New research led by Dr Xianwen Kuang from Xi’an Jiaotong-Liverpool University reveals that party media outlets in China tend to use different frames for their news coverage compared to non-party media outlets when approaching nationally and locally sensitive issues.
Dr Kuang (pictured below), who is based in the XJTLU-JC School of Film and TV Arts, says media outlets can frame news in a variety of ways.
“For example, if you write a story about me, you may choose a human interest angle by emphasising how much I appreciate the plants in my office,” Dr Kuang says.
“Alternatively you may choose to focus on a different aspect of me – how I encouraged students to participate in competitions and delivered speeches to motivate them. This is more of a leadership frame.
“News outlets use a number of frames to shape readers’ understanding of a story – human interest, leadership, conflict, responsibility and factual frames are all different types of approaches to news stories that can put emphasis on a particular aspect of an issue.”
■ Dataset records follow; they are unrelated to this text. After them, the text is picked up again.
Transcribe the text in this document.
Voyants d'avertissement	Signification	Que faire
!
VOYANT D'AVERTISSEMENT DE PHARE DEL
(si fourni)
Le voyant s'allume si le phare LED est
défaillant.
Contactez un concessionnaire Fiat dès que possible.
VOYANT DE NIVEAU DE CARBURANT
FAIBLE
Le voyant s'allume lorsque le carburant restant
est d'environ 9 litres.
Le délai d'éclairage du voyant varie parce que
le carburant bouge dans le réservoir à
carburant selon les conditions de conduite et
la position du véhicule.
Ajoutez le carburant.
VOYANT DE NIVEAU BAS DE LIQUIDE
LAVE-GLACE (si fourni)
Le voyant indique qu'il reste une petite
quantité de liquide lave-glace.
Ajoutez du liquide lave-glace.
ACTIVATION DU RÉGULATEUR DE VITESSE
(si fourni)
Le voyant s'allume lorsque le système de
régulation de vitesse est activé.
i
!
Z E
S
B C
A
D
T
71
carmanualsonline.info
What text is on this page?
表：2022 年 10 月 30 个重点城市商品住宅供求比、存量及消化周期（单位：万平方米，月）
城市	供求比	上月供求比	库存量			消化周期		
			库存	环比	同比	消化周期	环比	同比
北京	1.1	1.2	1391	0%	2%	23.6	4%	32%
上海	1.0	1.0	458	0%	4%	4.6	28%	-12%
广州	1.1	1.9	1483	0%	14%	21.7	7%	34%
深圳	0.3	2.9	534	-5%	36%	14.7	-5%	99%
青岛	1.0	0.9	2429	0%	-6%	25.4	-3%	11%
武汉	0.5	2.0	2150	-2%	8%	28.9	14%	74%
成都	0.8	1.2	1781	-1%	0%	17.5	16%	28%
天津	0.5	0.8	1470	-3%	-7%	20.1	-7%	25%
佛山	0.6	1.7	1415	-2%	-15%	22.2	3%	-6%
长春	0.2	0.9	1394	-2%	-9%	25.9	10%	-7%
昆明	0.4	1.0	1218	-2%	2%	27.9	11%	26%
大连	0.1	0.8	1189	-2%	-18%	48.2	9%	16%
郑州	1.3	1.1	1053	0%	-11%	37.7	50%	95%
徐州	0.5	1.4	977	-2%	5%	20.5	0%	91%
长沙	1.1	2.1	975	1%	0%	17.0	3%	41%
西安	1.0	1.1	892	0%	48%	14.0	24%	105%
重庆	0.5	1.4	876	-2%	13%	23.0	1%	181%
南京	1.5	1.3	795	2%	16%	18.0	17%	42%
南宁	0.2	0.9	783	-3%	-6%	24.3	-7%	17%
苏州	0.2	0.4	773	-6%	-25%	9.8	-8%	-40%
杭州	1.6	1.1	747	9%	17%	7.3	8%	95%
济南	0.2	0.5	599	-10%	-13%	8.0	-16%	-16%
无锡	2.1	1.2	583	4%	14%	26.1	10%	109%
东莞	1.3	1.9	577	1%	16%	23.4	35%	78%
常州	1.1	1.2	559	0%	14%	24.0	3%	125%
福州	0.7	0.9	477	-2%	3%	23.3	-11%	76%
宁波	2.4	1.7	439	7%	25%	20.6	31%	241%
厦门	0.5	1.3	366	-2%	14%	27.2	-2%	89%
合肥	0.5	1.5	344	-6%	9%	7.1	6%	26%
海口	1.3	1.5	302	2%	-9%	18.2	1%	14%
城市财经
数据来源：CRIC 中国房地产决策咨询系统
Dr Kuang’s research applied the already established concept of news framing to how party and non-party newspapers in China report on both nationally and locally sensitive issues. The results have just been published in the top journalism publication Journalism, in a paper written by Dr Kuang and Dr Rining Wei (pictured below) from XJTLU’s Department of English.
“We analysed the content of sensitive issues covered in party and non-party newspapers to try to understand the differences in reporting styles,” Dr Kuang says.
“A sensitive issue involves conflicting interests between two major stakeholders in the state. It is believed that more representations of it in the news media can generate more confrontations between the two stakeholders.
“By looking at the political affiliation of the newspaper as well as the context of the sensitivity of the issue, we found out news frames and therefore reports can be really different, depending on whether the newspaper is a party or non-party publication.
“For example, party newspapers tend to use more factual information when reporting sensitive news, while national non-party newspapers tend to use responsibility and conflict frames for the same issue.”
Dr Kuang says it is the first time that researchers have applied the theoretical framework of news framing to study how sensitive news of different geographic relevance, such as nationally and locally sensitive news, is reported in Chinese media. The next step is to expand the research to explore news framing in an international context.
“We are doing some frame analysis research on other types of news as well, such as how the Sino-US trade war is being reported on by Chinese and American media outlets,” he says.
Dr Kuang stresses the importance of a cross-disciplinary approach in tackling new research. He worked closely with Dr Wei to ensure the paper met the journal’s high standards.
“Dr Wei has strengths in statistical analysis, which were a huge help in analysing the data,” Dr Kuang says, when speaking of their cooperation.
“It’s very important to work together, and share our knowledge and expertise. I think there will be opportunities for more of this kind of cooperation between departments.”
The paper – ‘How framing of nationally and locally sensitive issues varies: A content analysis of news from party and non-party newspapers in China’ – was published in Journalism in September 2018.